Carrer de Sant Cristòfor: Donde es golpeada sin piedad por el Waif.
Pujada de Sant Domènec: La dramática escalera por la que Arya cae al huir.
Baños Árabes: El atmosférico lugar donde Arya finalmente derrota a su perseguidor.
Plaça dels Jurats — Un escenario para la ironía
También reconocerás Plaça dels Jurats, la pequeña plaza en la que Arya observa cómo una compañía de teatro ambulante hace una representación burlona de la caída de su familia; uno de los momentos más agridulces de la serie.

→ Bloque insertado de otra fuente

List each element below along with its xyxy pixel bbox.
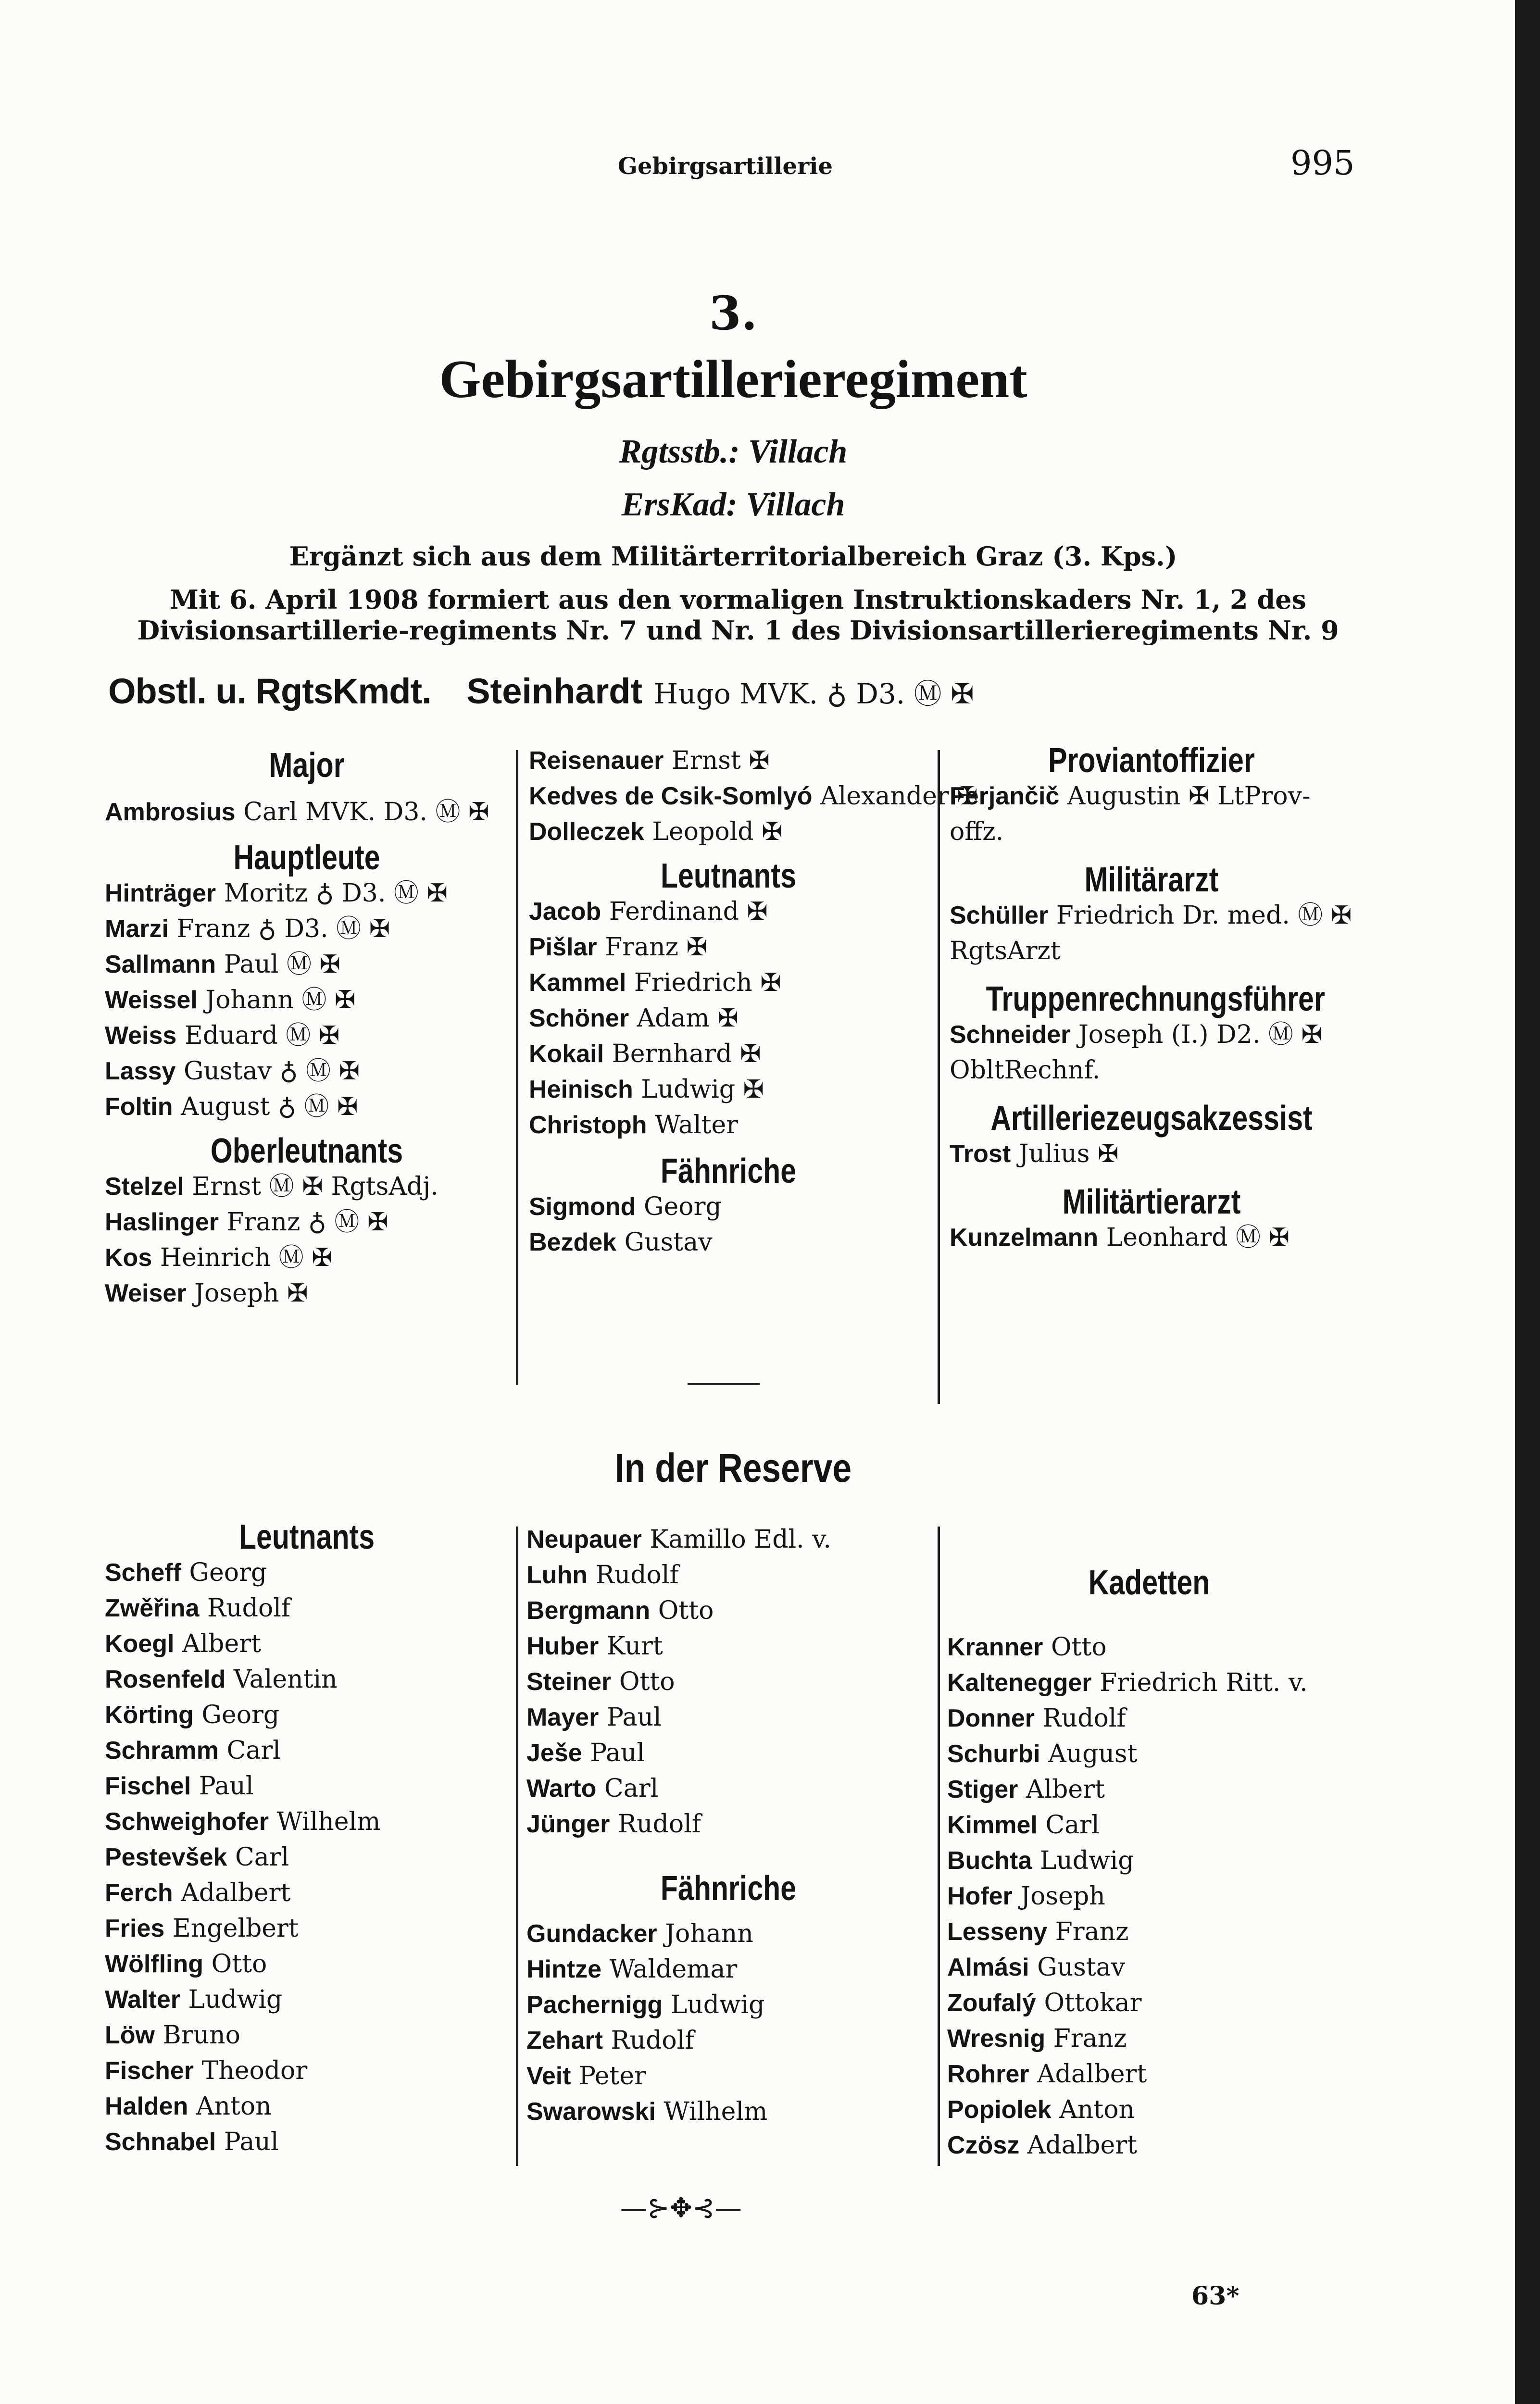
entry-given: Leonhard Ⓜ ✠: [1106, 1223, 1290, 1252]
entry-given: Rudolf: [611, 2026, 694, 2055]
roster-entry: [105, 1804, 509, 1840]
roster-entry: [526, 1628, 930, 1664]
heading-reserve-leutnants: Leutnants: [238, 1518, 375, 1556]
entry-given: Friedrich Ritt. v.: [1100, 1668, 1308, 1697]
entry-surname: Rosenfeld: [105, 1665, 226, 1693]
entry-given: Otto: [1051, 1633, 1107, 1662]
entry-surname: Lesseny: [947, 1918, 1048, 1946]
list-proviant: [950, 778, 1353, 850]
roster-entry: [105, 793, 509, 831]
roster-entry: [105, 1768, 509, 1804]
reserve-column-1: [105, 1519, 509, 2160]
entry-surname: Weiss: [105, 1022, 177, 1050]
entry-surname: Ješe: [526, 1739, 582, 1767]
entry-given: Otto: [658, 1596, 714, 1625]
roster-entry: [947, 1701, 1351, 1736]
roster-entry: [529, 929, 928, 965]
entry-surname: Schweighofer: [105, 1808, 269, 1836]
entry-given: Albert: [1026, 1775, 1105, 1804]
column-rule-2: [938, 750, 940, 1404]
roster-entry: [105, 1662, 509, 1697]
roster-entry: [529, 1072, 928, 1107]
entry-given: Wilhelm: [664, 2097, 768, 2126]
roster-entry: [947, 1878, 1351, 1914]
entry-surname: Popiolek: [947, 2096, 1052, 2124]
entry-surname: Gundacker: [526, 1920, 657, 1948]
list-akzessist: [950, 1136, 1353, 1172]
entry-surname: Halden: [105, 2092, 188, 2120]
roster-entry: [526, 2094, 930, 2129]
list-oberleutnants: [105, 1169, 509, 1311]
entry-surname: Stelzel: [105, 1173, 184, 1201]
entry-surname: Reisenauer: [529, 747, 664, 775]
roster-entry: [105, 1946, 509, 1982]
entry-given: Gustav: [1037, 1953, 1126, 1982]
entry-given: Anton: [1059, 2095, 1135, 2124]
entry-surname: Ambrosius: [105, 798, 236, 826]
entry-given: Rudolf: [1042, 1704, 1126, 1733]
entry-given: Rudolf: [617, 1810, 701, 1839]
roster-entry: [529, 1189, 928, 1225]
list-reserve-faehnriche: [526, 1916, 930, 2129]
heading-leutnants: Leutnants: [660, 857, 797, 895]
entry-surname: Zehart: [526, 2027, 603, 2054]
roster-entry: [526, 1952, 930, 1987]
roster-entry: [526, 1593, 930, 1628]
commander-rank: Obstl. u. RgtsKmdt.: [108, 671, 431, 711]
entry-given: Adalbert: [1037, 2060, 1147, 2089]
heading-faehnriche: Fähnriche: [660, 1152, 797, 1190]
entry-given: Ludwig: [670, 1991, 765, 2019]
roster-entry: [526, 2058, 930, 2094]
entry-given: Friedrich ✠: [634, 968, 781, 997]
entry-surname: Schöner: [529, 1004, 629, 1032]
entry-surname: Schneider: [950, 1021, 1071, 1049]
roster-entry: [105, 1089, 509, 1125]
entry-given: Augustin ✠ LtProv-offz.: [950, 782, 1311, 846]
roster-entry: [526, 1806, 930, 1842]
roster-entry: [526, 1664, 930, 1700]
entry-surname: Jünger: [526, 1810, 610, 1838]
entry-surname: Hofer: [947, 1882, 1013, 1910]
entry-given: Franz ✠: [605, 933, 708, 962]
roster-entry: [105, 1053, 509, 1089]
roster-entry: [105, 876, 509, 911]
entry-given: Gustav ♁ Ⓜ ✠: [183, 1057, 360, 1086]
entry-surname: Pachernigg: [526, 1991, 663, 2019]
entry-surname: Ferjančič: [950, 782, 1060, 810]
entry-surname: Kaltenegger: [947, 1669, 1092, 1697]
entry-given: Rudolf: [595, 1561, 679, 1590]
entry-given: Waldemar: [609, 1955, 738, 1984]
entry-surname: Warto: [526, 1775, 597, 1803]
entry-surname: Kranner: [947, 1633, 1043, 1661]
entry-surname: Wölfling: [105, 1950, 204, 1978]
entry-surname: Marzi: [105, 915, 169, 943]
roster-entry: [950, 898, 1353, 969]
roster-entry: [529, 1001, 928, 1036]
entry-surname: Huber: [526, 1632, 599, 1660]
entry-given: Carl: [604, 1774, 659, 1803]
entry-given: Otto: [211, 1950, 267, 1978]
heading-proviant: Proviantoffizier: [1048, 741, 1255, 780]
roster-entry: [105, 1733, 509, 1768]
scan-border: [1515, 0, 1540, 2404]
running-header: Gebirgsartillerie: [618, 153, 833, 180]
entry-surname: Stiger: [947, 1776, 1018, 1803]
entry-surname: Dolleczek: [529, 818, 644, 846]
roster-entry: [105, 982, 509, 1018]
roster-entry: [950, 1136, 1353, 1172]
reserve-rule-2: [938, 1527, 940, 2166]
roster-entry: [947, 1629, 1351, 1665]
roster-entry: [105, 2017, 509, 2053]
entry-surname: Wresnig: [947, 2025, 1046, 2053]
roster-entry: [950, 778, 1353, 850]
entry-given: Georg: [643, 1192, 722, 1221]
roster-entry: [947, 2128, 1351, 2163]
entry-given: Moritz ♁ D3. Ⓜ ✠: [224, 879, 448, 908]
entry-given: Friedrich Dr. med. Ⓜ ✠ RgtsArzt: [950, 901, 1352, 965]
entry-given: Joseph: [1020, 1882, 1105, 1911]
entry-given: Carl MVK. D3. Ⓜ ✠: [243, 798, 489, 826]
entry-given: Julius ✠: [1018, 1139, 1119, 1168]
entry-given: Paul: [606, 1703, 662, 1732]
entry-surname: Löw: [105, 2021, 155, 2049]
roster-entry: [947, 1807, 1351, 1843]
list-hauptleute: [105, 876, 509, 1125]
roster-entry: [105, 1626, 509, 1662]
roster-entry: [947, 1843, 1351, 1878]
entry-given: Franz: [1053, 2024, 1127, 2053]
roster-entry: [947, 1914, 1351, 1950]
roster-entry: [947, 1950, 1351, 1985]
entry-given: Valentin: [233, 1665, 338, 1694]
entry-given: Franz ♁ Ⓜ ✠: [226, 1208, 388, 1237]
list-col2-top: [529, 743, 978, 850]
entry-surname: Neupauer: [526, 1526, 642, 1553]
entry-surname: Walter: [105, 1986, 180, 2014]
entry-given: Franz ♁ D3. Ⓜ ✠: [176, 914, 390, 943]
erganzt-line: Ergänzt sich aus dem Militärterritorialbereich Graz (3. Kps.): [289, 541, 1177, 572]
commander-line: [108, 671, 974, 712]
entry-given: Ernst ✠: [671, 746, 770, 775]
list-leutnants: [529, 894, 928, 1143]
list-militaerarzt: [950, 898, 1353, 969]
erskad-line: ErsKad: Villach: [621, 486, 845, 523]
entry-given: Leopold ✠: [652, 817, 783, 846]
column-rule-1: [516, 750, 518, 1385]
entry-surname: Pišlar: [529, 933, 597, 961]
entry-given: Wilhelm: [276, 1807, 381, 1836]
roster-entry: [947, 2092, 1351, 2128]
entry-surname: Schnabel: [105, 2128, 216, 2156]
entry-given: Adalbert: [181, 1878, 291, 1907]
roster-entry: [529, 894, 928, 929]
heading-major: Major: [269, 746, 345, 785]
roster-entry: [105, 947, 509, 982]
entry-given: Heinrich Ⓜ ✠: [160, 1243, 333, 1272]
entry-given: Franz: [1055, 1917, 1129, 1946]
entry-given: Paul: [590, 1739, 645, 1767]
list-reserve-col2: [526, 1522, 930, 1842]
entry-surname: Luhn: [526, 1561, 588, 1589]
reserve-heading: In der Reserve: [614, 1445, 852, 1490]
entry-surname: Hintze: [526, 1955, 601, 1983]
roster-entry: [947, 1985, 1351, 2021]
roster-entry: [526, 1735, 930, 1771]
entry-surname: Kedves de Csik-Somlyó: [529, 782, 813, 810]
entry-surname: Christoph: [529, 1111, 647, 1139]
roster-entry: [947, 1772, 1351, 1807]
entry-given: Johann Ⓜ ✠: [205, 986, 356, 1014]
roster-entry: [526, 2023, 930, 2058]
roster-entry: [105, 2053, 509, 2089]
entry-surname: Ferch: [105, 1879, 173, 1907]
entry-surname: Haslinger: [105, 1208, 219, 1236]
entry-surname: Bergmann: [526, 1597, 651, 1625]
list-major: [105, 793, 509, 831]
entry-given: Bernhard ✠: [612, 1039, 761, 1068]
entry-surname: Rohrer: [947, 2060, 1029, 2088]
entry-given: Kurt: [606, 1632, 663, 1661]
column-1-active: [105, 743, 509, 1311]
list-tierarzt: [950, 1220, 1353, 1255]
entry-surname: Fries: [105, 1915, 165, 1942]
entry-surname: Schüller: [950, 902, 1049, 929]
commander-given: Hugo MVK. ♁ D3. Ⓜ ✠: [653, 677, 974, 710]
entry-given: Carl: [226, 1736, 281, 1765]
entry-surname: Scheff: [105, 1559, 181, 1587]
short-rule: [688, 1383, 760, 1385]
entry-given: Ernst Ⓜ ✠ RgtsAdj.: [192, 1172, 438, 1201]
roster-entry: [529, 1225, 928, 1260]
entry-given: Adam ✠: [637, 1004, 739, 1033]
entry-surname: Czösz: [947, 2131, 1020, 2159]
roster-entry: [105, 1276, 509, 1311]
roster-entry: [105, 1697, 509, 1733]
regiment-title: Gebirgsartillerieregiment: [439, 350, 1027, 409]
entry-surname: Pestevšek: [105, 1843, 227, 1871]
entry-surname: Swarowski: [526, 2098, 656, 2126]
heading-oberleutnants: Oberleutnants: [210, 1132, 403, 1170]
entry-surname: Sallmann: [105, 951, 216, 978]
entry-given: Paul: [224, 2128, 279, 2156]
entry-given: Carl: [235, 1843, 289, 1872]
roster-entry: [950, 1017, 1353, 1088]
roster-entry: [529, 965, 928, 1001]
roster-entry: [529, 1036, 928, 1072]
entry-surname: Foltin: [105, 1093, 173, 1121]
entry-given: August: [1048, 1740, 1138, 1768]
roster-entry: [105, 1204, 509, 1240]
entry-given: Adalbert: [1027, 2131, 1138, 2160]
heading-hauptleute: Hauptleute: [233, 839, 380, 877]
column-2-active: [529, 743, 978, 1260]
entry-surname: Zoufalý: [947, 1989, 1036, 2017]
entry-surname: Hinträger: [105, 879, 216, 907]
roster-entry: [529, 814, 928, 850]
roster-entry: [526, 1557, 930, 1593]
list-reserve-leutnants: [105, 1555, 509, 2160]
roster-entry: [105, 1840, 509, 1875]
roster-entry: [105, 1590, 509, 1626]
entry-given: Ludwig: [1039, 1846, 1134, 1875]
entry-surname: Koegl: [105, 1630, 175, 1658]
reserve-rule-1: [516, 1527, 518, 2166]
column-3-active: [950, 743, 1353, 1255]
entry-surname: Körting: [105, 1701, 194, 1729]
entry-surname: Sigmond: [529, 1193, 636, 1221]
entry-surname: Schurbi: [947, 1740, 1040, 1768]
entry-given: Joseph ✠: [194, 1279, 308, 1308]
list-faehnriche: [529, 1189, 928, 1260]
roster-entry: [526, 1522, 930, 1557]
entry-given: Georg: [189, 1558, 267, 1587]
entry-given: Johann: [665, 1919, 753, 1948]
entry-given: Engelbert: [172, 1914, 299, 1943]
heading-reserve-faehnriche: Fähnriche: [660, 1869, 797, 1908]
roster-entry: [947, 2056, 1351, 2092]
entry-given: Carl: [1045, 1811, 1100, 1840]
entry-given: Joseph (I.) D2. Ⓜ ✠ ObltRechnf.: [950, 1020, 1322, 1085]
formation-paragraph: Mit 6. April 1908 formiert aus den vormaligen Instruktionskaders Nr. 1, 2 des Divisionsartillerie-regiments Nr. 7 und Nr. 1 des Divisionsartillerieregiments Nr. 9: [137, 584, 1339, 646]
rgtsstb-line: Rgtsstb.: Villach: [619, 433, 848, 470]
entry-given: Ferdinand ✠: [609, 897, 768, 926]
entry-given: Ludwig: [188, 1985, 283, 2014]
list-kadetten: [947, 1629, 1351, 2163]
page-number: 995: [1290, 143, 1355, 183]
list-truppen: [950, 1017, 1353, 1088]
roster-entry: [529, 743, 928, 778]
entry-given: Paul Ⓜ ✠: [224, 950, 341, 979]
entry-surname: Kokail: [529, 1040, 604, 1068]
entry-surname: Kos: [105, 1244, 152, 1272]
entry-given: Bruno: [163, 2021, 240, 2050]
signature-mark: 63*: [1191, 2281, 1240, 2311]
entry-given: Ludwig ✠: [641, 1075, 764, 1104]
entry-surname: Jacob: [529, 898, 601, 926]
roster-entry: [526, 1700, 930, 1735]
roster-entry: [947, 2021, 1351, 2056]
heading-tierarzt: Militärtierarzt: [1062, 1183, 1241, 1221]
entry-surname: Kunzelmann: [950, 1224, 1099, 1252]
commander-surname: Steinhardt: [466, 671, 643, 711]
entry-given: Theodor: [201, 2056, 308, 2085]
heading-kadetten: Kadetten: [1088, 1564, 1210, 1602]
entry-given: Ottokar: [1044, 1989, 1142, 2017]
roster-entry: [105, 911, 509, 947]
entry-given: Otto: [619, 1667, 675, 1696]
entry-surname: Weiser: [105, 1279, 187, 1307]
entry-surname: Steiner: [526, 1668, 612, 1696]
entry-given: Kamillo Edl. v.: [650, 1525, 831, 1554]
roster-entry: [947, 1736, 1351, 1772]
reserve-column-3: [947, 1565, 1351, 2163]
entry-surname: Donner: [947, 1704, 1035, 1732]
entry-surname: Veit: [526, 2062, 571, 2090]
entry-given: Alexander ✠: [820, 782, 978, 811]
ornament-divider: —⊱✥⊰—: [620, 2192, 742, 2224]
entry-surname: Buchta: [947, 1847, 1032, 1875]
entry-surname: Heinisch: [529, 1076, 633, 1103]
roster-entry: [947, 1665, 1351, 1701]
entry-surname: Trost: [950, 1140, 1011, 1168]
entry-given: Paul: [199, 1772, 254, 1801]
heading-akzessist: Artilleriezeugsakzessist: [990, 1099, 1313, 1138]
heading-militaerarzt: Militärarzt: [1084, 861, 1219, 899]
entry-surname: Zwěřina: [105, 1594, 200, 1622]
entry-surname: Fischel: [105, 1772, 191, 1800]
entry-given: Gustav: [624, 1228, 713, 1257]
roster-entry: [105, 1555, 509, 1590]
entry-surname: Schramm: [105, 1737, 219, 1765]
roster-entry: [950, 1220, 1353, 1255]
regiment-number: 3.: [709, 286, 758, 340]
entry-given: Georg: [201, 1701, 280, 1729]
entry-surname: Kimmel: [947, 1811, 1038, 1839]
entry-given: Anton: [196, 2092, 272, 2121]
entry-surname: Kammel: [529, 969, 626, 997]
entry-surname: Fischer: [105, 2057, 194, 2085]
reserve-column-2: [526, 1522, 930, 2129]
entry-given: Albert: [182, 1629, 261, 1658]
entry-given: August ♁ Ⓜ ✠: [181, 1092, 358, 1121]
roster-entry: [105, 2089, 509, 2124]
entry-given: Rudolf: [207, 1594, 291, 1623]
roster-entry: [529, 778, 978, 814]
roster-entry: [105, 1240, 509, 1276]
entry-surname: Mayer: [526, 1703, 599, 1731]
entry-given: Walter: [655, 1111, 739, 1139]
roster-entry: [105, 2124, 509, 2160]
roster-entry: [526, 1987, 930, 2023]
roster-entry: [105, 1911, 509, 1946]
roster-entry: [526, 1771, 930, 1806]
entry-surname: Lassy: [105, 1057, 176, 1085]
entry-surname: Almási: [947, 1953, 1029, 1981]
entry-surname: Weissel: [105, 986, 198, 1014]
roster-entry: [105, 1875, 509, 1911]
entry-given: Eduard Ⓜ ✠: [184, 1021, 340, 1050]
roster-entry: [105, 1018, 509, 1053]
entry-surname: Bezdek: [529, 1228, 617, 1256]
heading-truppenrechnungsfuehrer: Truppenrechnungsführer: [986, 980, 1325, 1018]
roster-entry: [526, 1916, 930, 1952]
entry-given: Peter: [579, 2062, 646, 2091]
roster-entry: [529, 1107, 928, 1143]
roster-entry: [105, 1982, 509, 2017]
roster-entry: [105, 1169, 509, 1204]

La Llamada y el Casco Antiguo – Un plató de cine perfecto
La mayor parte del rodaje tuvo lugar en el Call de Girona, un Barrio Judío muy bien conservado, que forma parte del Barri Vell. Sus callejuelas laberínticas, sus desgastados escalones de piedra y sus antiguos façades lo convirtieron en un lugar ideal tanto para Braavos como para Desembarco del Rey.
Y sí, los efectos digitales ayudaron — pero el alma de estas escenas es la propia arquitectura de Girona’
Girona’.
Consejo de bonificación: trae un mapa de rodaje
Si eres un verdadero fan, existen mapas y aplicaciones descargables que muestran todos los lugares de rodaje exactos utilizados en la ciudad. Es una divertida búsqueda del tesoro y una forma estupenda de explorar rincones que, de otro modo, pasarías por alto.
Ya sea siguiendo los pasos de Arya, fotografiando callejuelas de mal humor o simplemente empapándose de siglos de historia, Girona hace que la fantasía parezca real — no hacen falta dragones.